What are the factors to be considered? This is by no means an exhaustive list but some of the key points include:-
What will trigger a payment? A planning permission may be the trigger but planning for what particular use – residential, industrial, office storage (the list of recognised planning uses will inevitably change during the overage period). Moving on, is the trigger to be outline or detailed planning? Also, what happens if the planning decision is challenged? Is the trigger just planning or is it the sale with the benefit of planning?
How long will the overage last? An 80 year period is one of the longest. A buyer will want as short an overage period as possible. Conversely, the seller will want as long as possible. Even in relation to a relatively short overage period of say 5 years, many factors including interest rates, demand for particular properties, and not forgetting legislation, can all change. But at this point in time we don’t know how.

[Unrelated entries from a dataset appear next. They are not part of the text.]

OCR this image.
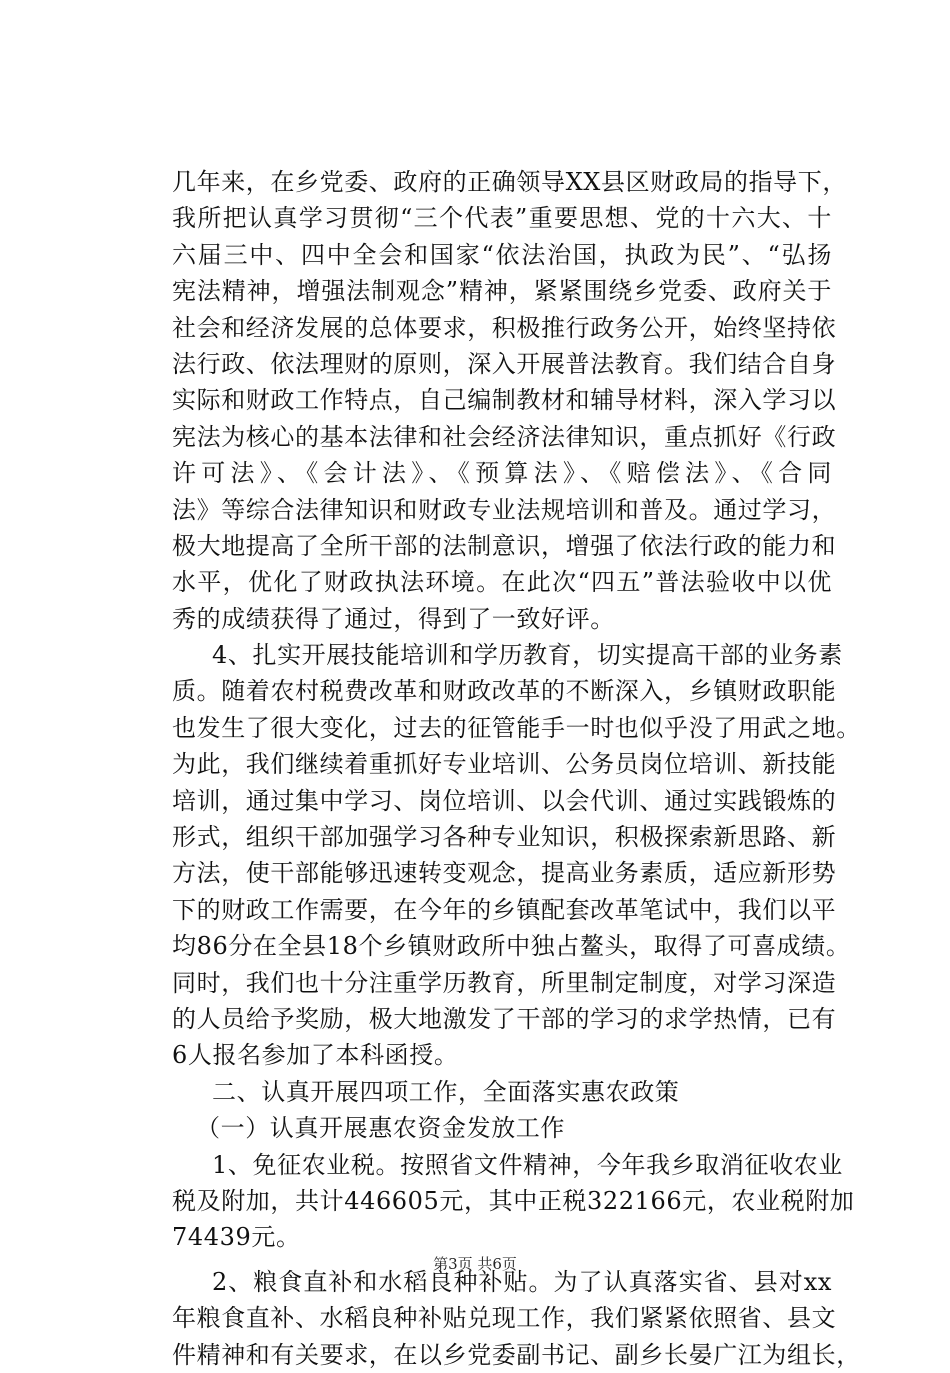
几年来，在乡党委、政府的正确领导XX县区财政局的指导下，
我所把认真学习贯彻“三个代表”重要思想、党的十六大、十
六届三中、四中全会和国家“依法治国，执政为民”、“弘扬
宪法精神，增强法制观念”精神，紧紧围绕乡党委、政府关于
社会和经济发展的总体要求，积极推行政务公开，始终坚持依
法行政、依法理财的原则，深入开展普法教育。我们结合自身
实际和财政工作特点，自己编制教材和辅导材料，深入学习以
宪法为核心的基本法律和社会经济法律知识，重点抓好《行政
许可法》、《会计法》、《预算法》、《赔偿法》、《合同
法》等综合法律知识和财政专业法规培训和普及。通过学习，
极大地提高了全所干部的法制意识，增强了依法行政的能力和
水平，优化了财政执法环境。在此次“四五”普法验收中以优
秀的成绩获得了通过，得到了一致好评。
4、扎实开展技能培训和学历教育，切实提高干部的业务素
质。随着农村税费改革和财政改革的不断深入，乡镇财政职能
也发生了很大变化，过去的征管能手一时也似乎没了用武之地。
为此，我们继续着重抓好专业培训、公务员岗位培训、新技能
培训，通过集中学习、岗位培训、以会代训、通过实践锻炼的
形式，组织干部加强学习各种专业知识，积极探索新思路、新
方法，使干部能够迅速转变观念，提高业务素质，适应新形势
下的财政工作需要，在今年的乡镇配套改革笔试中，我们以平
均86分在全县18个乡镇财政所中独占鳌头，取得了可喜成绩。
同时，我们也十分注重学历教育，所里制定制度，对学习深造
的人员给予奖励，极大地激发了干部的学习的求学热情，已有
6人报名参加了本科函授。
二、认真开展四项工作，全面落实惠农政策
（一）认真开展惠农资金发放工作
1、免征农业税。按照省文件精神，今年我乡取消征收农业
税及附加，共计446605元，其中正税322166元，农业税附加
74439元。
2、粮食直补和水稻良种补贴。为了认真落实省、县对xx
年粮食直补、水稻良种补贴兑现工作，我们紧紧依照省、县文
件精神和有关要求，在以乡党委副书记、副乡长晏广江为组长，
第3页 共6页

How much is to be paid? A seller needs to be careful here. The essence of overage is to share in the hope value of a piece of land. The share that a seller seeks must not be so great as to deter the buyer from developing during the overage period. Is the payment a fixed sum, a percentage of the enhanced value of the site or a percentage of the amount a sale price exceeds a specified price? What formula is to be used in calculating the payment? How are the base value, the market value and the enhanced value to be calculated?
Who is going to have the benefit of the overage? At the extreme end of the range, with an 80 year overage period, the original buyer and seller will have retired and may well have passed away. Will their successors in title have the benefit of the overage?
How many times will the overage apply? In simple terms, how many ‘bites of the cherry’ can the seller have? Is the overage payment once and for all on the granting of planning permission or is it every time a trigger event occurs?
How is the overage to be protected? There are different structures with pros and cons to each. One size does not fit all but methods of protection include a legal charge, a deed of covenant and restriction on the title, a restrictive covenant or a bank bond and security deposit.
Overage is never simple. While a straightforward agreement can be drafted, the points to be considered and provided for mean it won’t be a short and it won’t be simple.